Avant de parler de donation d'une somme d’argent sous réserve d’usufruit, définissons une forme particulière d’usufruit, celui qui porte sur une chose consomptible, c’est-à-dire dont on ne peut pas faire usage sans la consommer (« comme l’argent, les grains, les liqueurs » précise l’article 587 du Code civil) : le quasi-usufruit.
Alors que le quasi-usufruitier dispose de la faculté de faire usage de la chose donnée et de la consommer, le nu-propriétaire détient quant à lui une créance de restitution contre le quasi-usufruitier. Ce dernier est tenu de restituer au nu-propriétaire l’équivalent de ce qu’il a reçu au titre de son quasi-usufruit.
En matière de droits de succession, la dette de restitution est déductible de l’actif successoral du quasi-usufruitier.
Dans le cadre de la Loi de finances pour 2024, le législateur est intervenu en énonçant que pour les successions ouvertes à compter de la promulgation de la Loi, le 29 décembre 2023, « ne sont pas déductibles de l’actif successoral les dettes de restitution qui portent sur une somme d’argent dont le défunt s’était réservé l’usufruit » (nouvel article 774 Bis du Code général des impôts). Dès lors, la créance de restitution est soumise aux droits de succession calculés selon le lien de parenté existant entre le nu-propriétaire et l’usufruitier. Le nu-propriétaire conserve la possibilité d’imputer les droits éventuellement acquittés lors de la constitution du quasi-usufruit, sans restitution possible.
Exemple :
Un donateur âgé de 67 ans donne à son fils la nue-propriété d’une somme d’argent pour un montant de
1 000 000 € (valeur pleine propriété). Le montant des droits de donation acquittés (hors émolument du notaire le cas échéant) s’élève à 98 000 € (dans l’hypothèse où aucune donation n’a été consentie au cours des 15 dernières années).
En cas d’ouverture de la succession avant le 29 décembre 2023, la dette de restitution de 1 000 000 € a pu être déduite de l’actif successoral, venant ainsi limiter le montant des droits de succession.

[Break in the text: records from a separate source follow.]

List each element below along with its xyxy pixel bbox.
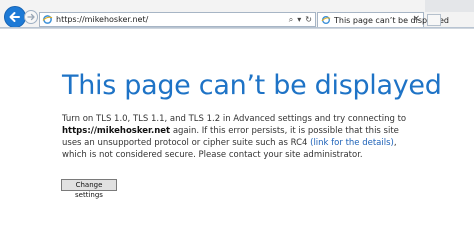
page-favicon-icon xyxy=(42,15,53,24)
tab-current-page[interactable]: This page can’t be displayed × xyxy=(317,12,449,28)
page-title: This page can’t be displayed xyxy=(62,70,442,101)
forward-button[interactable] xyxy=(24,10,38,24)
error-message: Turn on TLS 1.0, TLS 1.1, and TLS 1.2 in… xyxy=(62,113,407,161)
details-link[interactable]: (link for the details) xyxy=(310,138,394,148)
window-frame-strip xyxy=(425,0,474,12)
search-icon[interactable]: ⌕ xyxy=(289,15,293,25)
tab-favicon-icon xyxy=(321,16,331,24)
new-tab-icon[interactable] xyxy=(426,13,442,27)
error-text-part1: Turn on TLS 1.0, TLS 1.1, and TLS 1.2 in… xyxy=(62,114,407,124)
change-settings-button[interactable]: Change settings xyxy=(61,179,117,199)
address-dropdown-icon[interactable]: ▾ xyxy=(297,15,301,24)
forward-arrow-icon xyxy=(27,13,35,21)
back-button[interactable] xyxy=(4,6,26,28)
site-host: https://mikehosker.net xyxy=(62,126,171,136)
refresh-icon[interactable]: ↻ xyxy=(305,15,312,24)
toolbar-divider xyxy=(0,27,474,28)
back-arrow-icon xyxy=(9,12,20,22)
address-url[interactable]: https://mikehosker.net/ xyxy=(56,14,148,25)
address-bar[interactable]: https://mikehosker.net/ ⌕ ▾ ↻ xyxy=(39,12,316,27)
address-bar-tools: ⌕ ▾ ↻ xyxy=(289,14,312,25)
browser-toolbar: https://mikehosker.net/ ⌕ ▾ ↻ This page … xyxy=(0,0,474,29)
tab-close-icon[interactable]: × xyxy=(412,14,420,25)
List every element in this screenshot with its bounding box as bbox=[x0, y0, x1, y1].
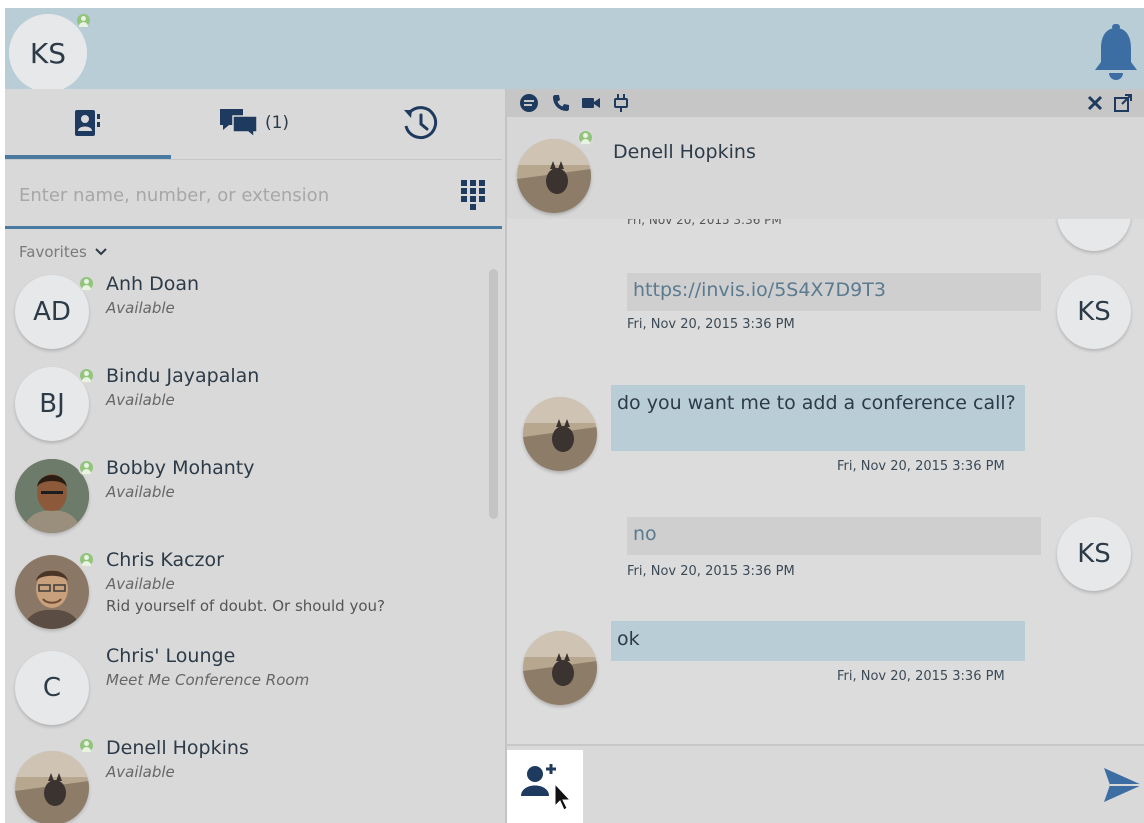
favorites-label: Favorites bbox=[19, 243, 87, 261]
message-text: ok bbox=[617, 628, 640, 650]
contact-status-message: Rid yourself of doubt. Or should you? bbox=[106, 597, 385, 615]
message-bubble-incoming: ok bbox=[611, 621, 1025, 661]
top-bar: KS bbox=[5, 8, 1144, 92]
contacts-panel: (1) Enter name, number, or extension Fav… bbox=[5, 89, 502, 823]
contact-status: Meet Me Conference Room bbox=[106, 671, 310, 689]
avatar: C bbox=[15, 651, 89, 725]
contact-status: Available bbox=[106, 299, 175, 317]
search-input[interactable] bbox=[19, 181, 439, 209]
message-bubble-incoming: do you want me to add a conference call? bbox=[611, 385, 1025, 451]
my-avatar[interactable]: KS bbox=[9, 14, 87, 92]
contact-status: Available bbox=[106, 575, 175, 593]
contact-status: Available bbox=[106, 483, 175, 501]
contact-item[interactable]: Bobby Mohanty Available bbox=[5, 453, 485, 545]
plug-icon[interactable] bbox=[611, 93, 631, 113]
contact-name: Anh Doan bbox=[106, 273, 200, 295]
search-bar bbox=[5, 161, 502, 229]
message-timestamp: Fri, Nov 20, 2015 3:36 PM bbox=[627, 317, 795, 332]
tab-history[interactable] bbox=[337, 89, 502, 157]
contact-card-icon bbox=[75, 110, 100, 136]
tab-bar: (1) bbox=[5, 89, 502, 161]
contact-item[interactable]: AD Anh Doan Available bbox=[5, 269, 485, 361]
message-text: no bbox=[633, 523, 657, 545]
avatar-initials: KS bbox=[1077, 539, 1111, 569]
avatar-photo bbox=[523, 397, 597, 471]
conversation-panel: Denell Hopkins Fri, Nov 20, 2015 3:36 PM… bbox=[505, 89, 1144, 823]
video-icon[interactable] bbox=[581, 93, 601, 113]
contact-item[interactable]: C Chris' Lounge Meet Me Conference Room bbox=[5, 637, 485, 729]
avatar-photo bbox=[523, 631, 597, 705]
send-icon[interactable] bbox=[1102, 764, 1144, 806]
my-initials: KS bbox=[29, 36, 67, 70]
contact-item[interactable]: Denell Hopkins Available bbox=[5, 729, 485, 823]
tab-chats[interactable]: (1) bbox=[171, 89, 337, 157]
contact-status: Available bbox=[106, 763, 175, 781]
avatar: KS bbox=[1057, 517, 1131, 591]
presence-available-icon bbox=[577, 129, 594, 146]
avatar-photo bbox=[15, 751, 89, 823]
contact-status: Available bbox=[106, 391, 175, 409]
add-user-icon bbox=[521, 764, 572, 811]
conversation-contact-name: Denell Hopkins bbox=[613, 141, 756, 163]
contact-name: Bindu Jayapalan bbox=[106, 365, 260, 387]
contact-list-scrollbar[interactable] bbox=[489, 269, 498, 519]
conversation-header: Denell Hopkins bbox=[507, 117, 1144, 219]
favorites-toggle[interactable]: Favorites bbox=[19, 243, 107, 261]
message-timestamp: Fri, Nov 20, 2015 3:36 PM bbox=[627, 564, 795, 579]
chevron-down-icon bbox=[95, 248, 107, 256]
chat-icon[interactable] bbox=[519, 93, 539, 113]
contact-name: Chris' Lounge bbox=[106, 645, 236, 667]
tab-contacts[interactable] bbox=[5, 89, 171, 157]
avatar-initials: BJ bbox=[39, 389, 65, 419]
avatar-photo bbox=[517, 139, 591, 213]
close-icon[interactable] bbox=[1085, 93, 1105, 113]
popout-icon[interactable] bbox=[1113, 93, 1133, 113]
avatar-initials: C bbox=[42, 673, 62, 703]
presence-available-icon bbox=[78, 737, 95, 754]
presence-available-icon bbox=[78, 367, 95, 384]
message-link[interactable]: https://invis.io/5S4X7D9T3 bbox=[633, 279, 886, 301]
bell-icon[interactable] bbox=[1092, 24, 1140, 82]
contact-list: AD Anh Doan Available BJ Bindu Jayapalan… bbox=[5, 269, 502, 823]
avatar-initials: KS bbox=[1077, 297, 1111, 327]
message-text: do you want me to add a conference call? bbox=[617, 392, 1016, 414]
app-window: KS (1) Enter name, number, or extension … bbox=[5, 8, 1144, 823]
message-bubble-outgoing: https://invis.io/5S4X7D9T3 bbox=[627, 273, 1041, 311]
contact-name: Chris Kaczor bbox=[106, 549, 224, 571]
avatar: KS bbox=[1057, 275, 1131, 349]
presence-available-icon bbox=[75, 12, 92, 29]
message-composer bbox=[507, 744, 1144, 823]
message-timestamp: Fri, Nov 20, 2015 3:36 PM bbox=[837, 669, 1005, 684]
message-list: Fri, Nov 20, 2015 3:36 PM https://invis.… bbox=[507, 219, 1144, 744]
dialpad-icon[interactable] bbox=[460, 179, 486, 215]
tab-divider bbox=[5, 159, 502, 160]
contact-item[interactable]: BJ Bindu Jayapalan Available bbox=[5, 361, 485, 453]
presence-available-icon bbox=[78, 275, 95, 292]
chat-bubbles-icon bbox=[219, 109, 258, 139]
contact-item[interactable]: Chris Kaczor Available Rid yourself of d… bbox=[5, 545, 485, 637]
message-timestamp: Fri, Nov 20, 2015 3:36 PM bbox=[627, 219, 782, 227]
conversation-toolbar bbox=[507, 89, 1144, 117]
message-bubble-outgoing: no bbox=[627, 517, 1041, 555]
presence-available-icon bbox=[78, 551, 95, 568]
avatar-initials: AD bbox=[33, 297, 71, 327]
chat-unread-count: (1) bbox=[264, 113, 290, 133]
message-timestamp: Fri, Nov 20, 2015 3:36 PM bbox=[837, 459, 1005, 474]
contact-name: Denell Hopkins bbox=[106, 737, 249, 759]
presence-available-icon bbox=[78, 459, 95, 476]
contact-name: Bobby Mohanty bbox=[106, 457, 255, 479]
avatar-photo bbox=[15, 555, 89, 629]
add-participant-button[interactable] bbox=[507, 750, 583, 823]
history-icon bbox=[403, 106, 437, 140]
phone-icon[interactable] bbox=[551, 93, 571, 113]
avatar bbox=[1057, 219, 1131, 251]
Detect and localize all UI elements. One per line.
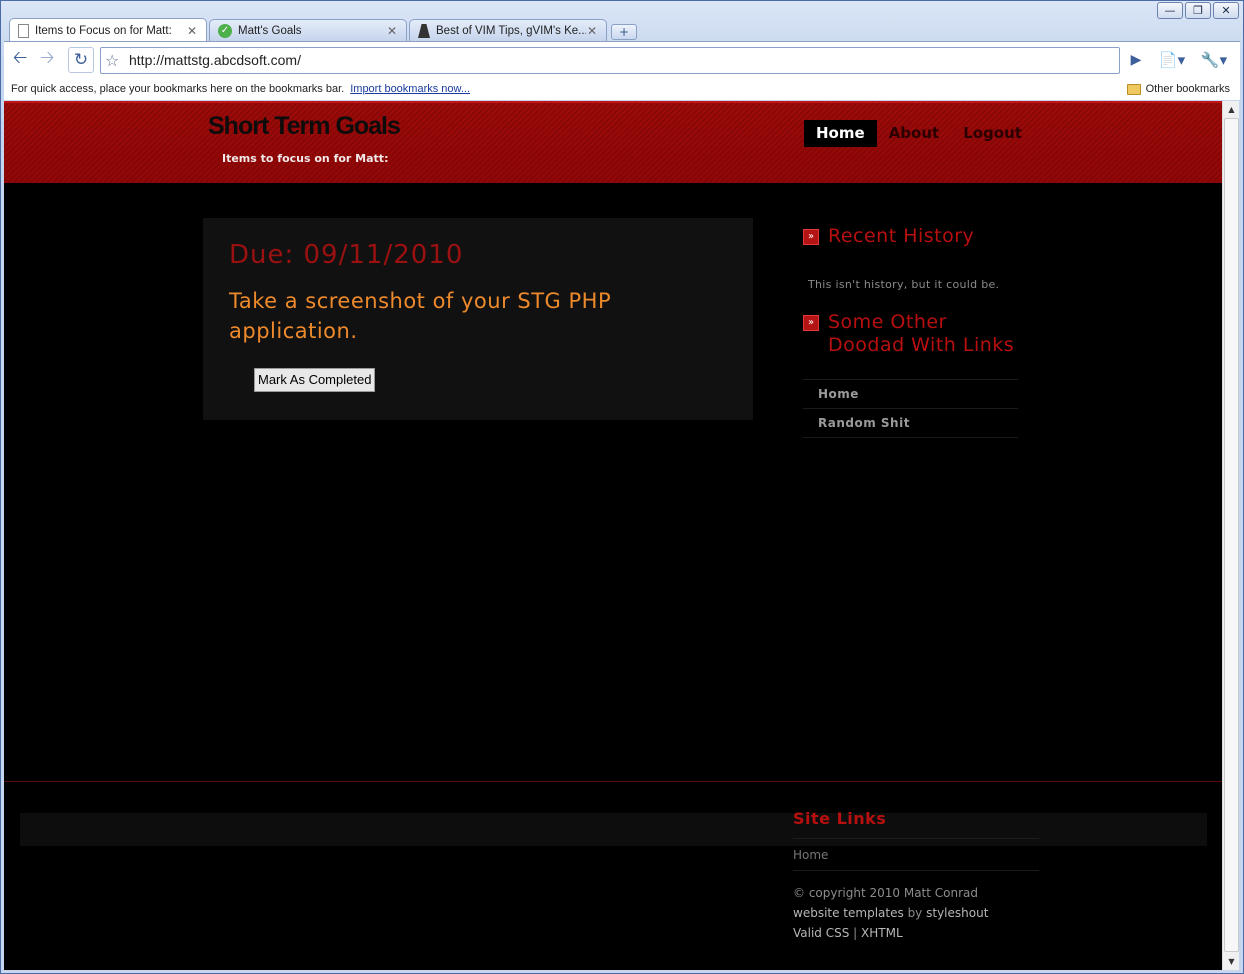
mark-completed-button[interactable]: Mark As Completed [254,368,376,392]
star-icon[interactable]: ☆ [105,51,127,70]
copyright: © copyright 2010 Matt Conrad [793,886,978,900]
nav-about[interactable]: About [877,120,952,147]
footer-site-links: Site Links Home © copyright 2010 Matt Co… [793,809,1039,943]
browser-toolbar: 🡠 🡢 ↻ ☆ http://mattstg.abcdsoft.com/ ▶ 📄… [4,41,1240,78]
goal-text: Take a screenshot of your STG PHP applic… [229,289,612,343]
footer-text: © copyright 2010 Matt Conrad website tem… [793,883,1039,943]
templates-link[interactable]: website templates [793,906,904,920]
raquo-icon: » [803,315,819,331]
scroll-up-icon[interactable]: ▲ [1223,101,1240,118]
address-bar[interactable]: ☆ http://mattstg.abcdsoft.com/ [100,46,1120,74]
sidebar-link-home[interactable]: Home [803,380,1018,409]
check-icon: ✓ [218,24,232,38]
raquo-icon: » [803,229,819,245]
page-icon [18,23,29,38]
other-bookmarks-button[interactable]: Other bookmarks [1126,83,1230,95]
vim-icon [418,24,430,38]
bookmarks-bar: For quick access, place your bookmarks h… [4,78,1240,100]
recent-history-text: This isn't history, but it could be. [808,278,1000,291]
close-window-button[interactable]: ✕ [1213,2,1239,19]
back-button[interactable]: 🡠 [8,47,32,72]
recent-history-heading: » Recent History [803,225,1018,248]
tab-items-to-focus[interactable]: Items to Focus on for Matt: ✕ [9,18,207,42]
maximize-button[interactable]: ❐ [1185,2,1211,19]
sidebar-link-random[interactable]: Random Shit [803,409,1018,438]
recent-history-title: Recent History [828,225,975,247]
links-title: Some Other Doodad With Links [828,311,1015,356]
other-bookmarks-label: Other bookmarks [1145,83,1230,95]
sidebar-links: Home Random Shit [803,379,1018,438]
bookmarks-hint: For quick access, place your bookmarks h… [11,83,345,95]
footer-title: Site Links [793,809,1039,839]
xhtml-link[interactable]: XHTML [861,926,903,940]
tab-title: Items to Focus on for Matt: [35,24,172,37]
site-title[interactable]: Short Term Goals [208,112,401,141]
tab-title: Matt's Goals [238,25,302,37]
tab-matts-goals[interactable]: ✓ Matt's Goals ✕ [209,19,407,42]
site-header: Short Term Goals Items to focus on for M… [4,101,1222,183]
due-date: Due: 09/11/2010 [229,240,464,270]
footer-link-home[interactable]: Home [793,839,1039,871]
footer-divider [4,781,1222,782]
scroll-down-icon[interactable]: ▼ [1223,953,1240,970]
valid-css-link[interactable]: Valid CSS [793,926,849,940]
validation-links: Valid CSS | XHTML [793,923,1039,943]
page-menu-icon[interactable]: 📄▾ [1154,47,1190,73]
folder-icon [1126,83,1141,95]
templates-by: by [907,906,923,920]
wrench-icon[interactable]: 🔧▾ [1196,47,1232,73]
url-text[interactable]: http://mattstg.abcdsoft.com/ [129,52,301,68]
forward-button[interactable]: 🡢 [35,47,59,72]
templates-credit: website templates by styleshout [793,903,1039,923]
tab-vim-tips[interactable]: Best of VIM Tips, gVIM's Ke... ✕ [409,19,607,42]
styleshout-link[interactable]: styleshout [926,906,988,920]
window-controls: — ❐ ✕ [1157,2,1239,19]
sidebar: » Recent History This isn't history, but… [803,225,1018,438]
nav-home[interactable]: Home [804,120,877,147]
tab-close-icon[interactable]: ✕ [186,24,198,38]
vertical-scrollbar[interactable]: ▲ ▼ [1222,101,1239,970]
tab-close-icon[interactable]: ✕ [386,24,398,38]
import-bookmarks-link[interactable]: Import bookmarks now... [350,83,470,95]
links-heading: » Some Other Doodad With Links [803,311,1018,357]
nav-logout[interactable]: Logout [951,120,1034,147]
go-button[interactable]: ▶ [1124,47,1148,73]
minimize-button[interactable]: — [1157,2,1183,19]
tab-close-icon[interactable]: ✕ [586,24,598,38]
page-viewport: Short Term Goals Items to focus on for M… [4,101,1222,970]
tab-title: Best of VIM Tips, gVIM's Ke... [436,25,586,37]
tab-strip: Items to Focus on for Matt: ✕ ✓ Matt's G… [9,18,637,42]
goal-card: Due: 09/11/2010 Take a screenshot of you… [203,218,753,420]
site-slogan: Items to focus on for Matt: [222,152,389,165]
site-nav: Home About Logout [804,120,1034,147]
reload-button[interactable]: ↻ [68,47,94,73]
new-tab-button[interactable]: + [611,24,637,40]
separator: | [853,926,858,940]
scroll-thumb[interactable] [1224,118,1239,952]
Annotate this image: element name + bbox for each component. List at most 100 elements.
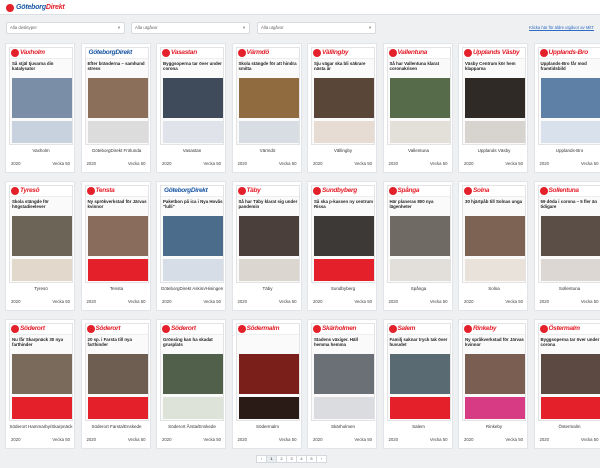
- edition-card[interactable]: Östermalm Byggsoperna tar över under coro…: [533, 319, 600, 449]
- mitt-logo-icon: [237, 49, 246, 57]
- filter-bar: Alla desktyper ▼ Alla utgåvor ▼ Alla utgåv…: [0, 22, 600, 34]
- edition-week: Vecka 50: [127, 161, 146, 166]
- edition-card[interactable]: GöteborgDirekt Efter bränderna – samhund …: [80, 43, 151, 173]
- edition-week: Vecka 50: [127, 437, 146, 442]
- edition-cover[interactable]: Söderort 20 sp. i Farsta till nya farthin…: [84, 323, 149, 421]
- edition-card[interactable]: Salem Familj saknar tryck tak över huvude…: [382, 319, 453, 449]
- edition-week: Vecka 50: [354, 299, 372, 304]
- edition-cover[interactable]: Södermalm: [235, 323, 300, 421]
- cover-masthead: Vällingby: [312, 48, 374, 59]
- edition-card[interactable]: GöteborgDirekt Paketbon på ica i Nya Hovå…: [156, 181, 226, 311]
- edition-card[interactable]: Tyresö Skola stängde för högstadieelever T…: [5, 181, 75, 311]
- edition-cover[interactable]: Vasastan Byggsoperna tar över under coron…: [160, 47, 224, 145]
- cover-masthead-title: Tyresö: [20, 187, 40, 194]
- edition-name[interactable]: Söderort Årsta/Enskede: [159, 424, 225, 429]
- cover-masthead: Söderort: [10, 324, 72, 335]
- edition-card[interactable]: Upplands-Bro Upplands-Bro får mod framtid…: [533, 43, 600, 173]
- edition-cover[interactable]: Salem Familj saknar tryck tak över huvude…: [386, 323, 451, 421]
- edition-cover[interactable]: Vällingby Sju vägar ska bli säkrare nästa…: [311, 47, 375, 145]
- edition-cover[interactable]: Söderort Nu får Skarpnäck 30 nya farthind…: [9, 323, 73, 421]
- older-editions-link[interactable]: Klicka här för äldre utgåvor av MitT: [529, 25, 594, 30]
- edition-cover[interactable]: Upplands-Bro Upplands-Bro får mod framtid…: [537, 47, 600, 145]
- edition-card[interactable]: Södermalm Södermalm 2020 Vecka 50: [231, 319, 302, 449]
- edition-name[interactable]: Sundbyberg: [310, 286, 376, 291]
- cover-ad: [314, 397, 374, 419]
- edition-cover[interactable]: Östermalm Byggsoperna tar över under coro…: [537, 323, 600, 421]
- edition-card[interactable]: Värmdö Skola stängde för att hindra smitt…: [231, 43, 302, 173]
- edition-cover[interactable]: Upplands Väsby Väsby Centrum kör hem klap…: [462, 47, 526, 145]
- desk-type-select[interactable]: Alla desktyper ▼: [6, 22, 125, 34]
- edition-cover[interactable]: Spånga Här planeras 800 nya lägenheter: [386, 185, 451, 283]
- edition-cover[interactable]: Sundbyberg Så ska p-kassen ny centrum Ris…: [311, 185, 375, 283]
- edition-name[interactable]: Salem: [386, 424, 452, 429]
- edition-name[interactable]: GöteborgDirekt Askim/Hisingen: [159, 286, 225, 291]
- edition-name[interactable]: Spånga: [386, 286, 452, 291]
- edition-select[interactable]: Alla utgåvor ▼: [257, 22, 376, 34]
- edition-cover[interactable]: Tensta Ny sprökverkstad för Järvas kvinno…: [84, 185, 149, 283]
- year-select[interactable]: Alla utgåvor ▼: [131, 22, 250, 34]
- edition-week: Vecka 50: [127, 299, 146, 304]
- edition-card[interactable]: Upplands Väsby Väsby Centrum kör hem klap…: [458, 43, 528, 173]
- edition-cover[interactable]: Vallentuna Så har Vallentuna klarat coron…: [386, 47, 451, 145]
- edition-card[interactable]: Skärholmen Stadens växiger. Häll hemma he…: [307, 319, 377, 449]
- edition-card[interactable]: Söderort Grönsing kan ha skadat grusplats…: [156, 319, 226, 449]
- next-page-button[interactable]: ›: [316, 455, 327, 463]
- cover-masthead-title: Rinkeby: [473, 325, 497, 332]
- edition-name[interactable]: GöteborgDirekt Frölunda: [84, 148, 150, 153]
- edition-card[interactable]: Vaxholm Så stjäl tjuvarna din katalysator…: [5, 43, 75, 173]
- edition-cover[interactable]: GöteborgDirekt Efter bränderna – samhund …: [84, 47, 149, 145]
- edition-week: Vecka 50: [52, 161, 70, 166]
- edition-name[interactable]: Söderort Hammarby/Skarpnäck: [8, 424, 74, 429]
- edition-name[interactable]: Vasastan: [159, 148, 225, 153]
- edition-name[interactable]: Vaxholm: [8, 148, 74, 153]
- edition-cover[interactable]: Söderort Grönsing kan ha skadat grusplats: [160, 323, 224, 421]
- edition-card[interactable]: Rinkeby Ny språkverkstad för Järvas kvinn…: [458, 319, 528, 449]
- edition-name[interactable]: Södermalm: [235, 424, 301, 429]
- edition-name[interactable]: Tyresö: [8, 286, 74, 291]
- edition-cover[interactable]: Skärholmen Stadens växiger. Häll hemma he…: [311, 323, 375, 421]
- edition-cover[interactable]: Sollentuna 59 döda i corona – 5 fler än t…: [537, 185, 600, 283]
- edition-name[interactable]: Rinkeby: [461, 424, 527, 429]
- edition-card[interactable]: Spånga Här planeras 800 nya lägenheter Spå…: [382, 181, 453, 311]
- edition-name[interactable]: Tensta: [84, 286, 150, 291]
- edition-cover[interactable]: Täby Så har Täby klarat sig under pandemi…: [235, 185, 300, 283]
- edition-card[interactable]: Sollentuna 59 döda i corona – 5 fler än t…: [533, 181, 600, 311]
- edition-name[interactable]: Sollentuna: [537, 286, 600, 291]
- edition-card[interactable]: Vallentuna Så har Vallentuna klarat coron…: [382, 43, 453, 173]
- edition-card[interactable]: Vällingby Sju vägar ska bli säkrare nästa…: [307, 43, 377, 173]
- edition-name[interactable]: Söderort Farsta/Enskede: [84, 424, 150, 429]
- edition-name[interactable]: Värmdö: [235, 148, 301, 153]
- edition-name[interactable]: Solna: [461, 286, 527, 291]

Depuis la publication de la Loi de finances pour 2024, cette créance de restitution de 1 000 000 € n’est plus déductible de la succession du donateur. La somme d’argent de 1 000 000 € est taxable aux droits de succession, avec possibilité d’imputation des droits de donation acquittés de 98 000 €. Cette mesure conduit inévitablement à un accroissement des droits de succession.
Cette nouvelle disposition ne s’applique pas aux conventions de quasi-usufruit mises en place sur le prix de cession de titres ou d’immeubles démembrés non contractées dans un objectif principalement fiscal. En pareil cas, les dettes de restitution du quasi-usufruitier restent pour le moment déductibles de l'actif successoral.
Tel est le cas également s’agissant du quasi-usufruit successoral du conjoint survivant, pour lequel les dettes de restitution du quasi-usufruitier restent pour le moment déductibles de l'actif successoral.
De nombreuses questions restent en suspens, telles que le sort des distributions de dividendes attribuées à l’usufruitier ou encore le quasi-usufruit résultant du démembrement de la clause bénéficiaire d’un contrat d’assurance vie en cas de décès du souscripteur. Sur ce dernier point, si certains auteurs estiment que la restriction à la déduction successorale ne devrait pas s’appliquer, la prudence reste de mise quant au champ d’application de cette mesure dans l’attente des commentaires administratifs.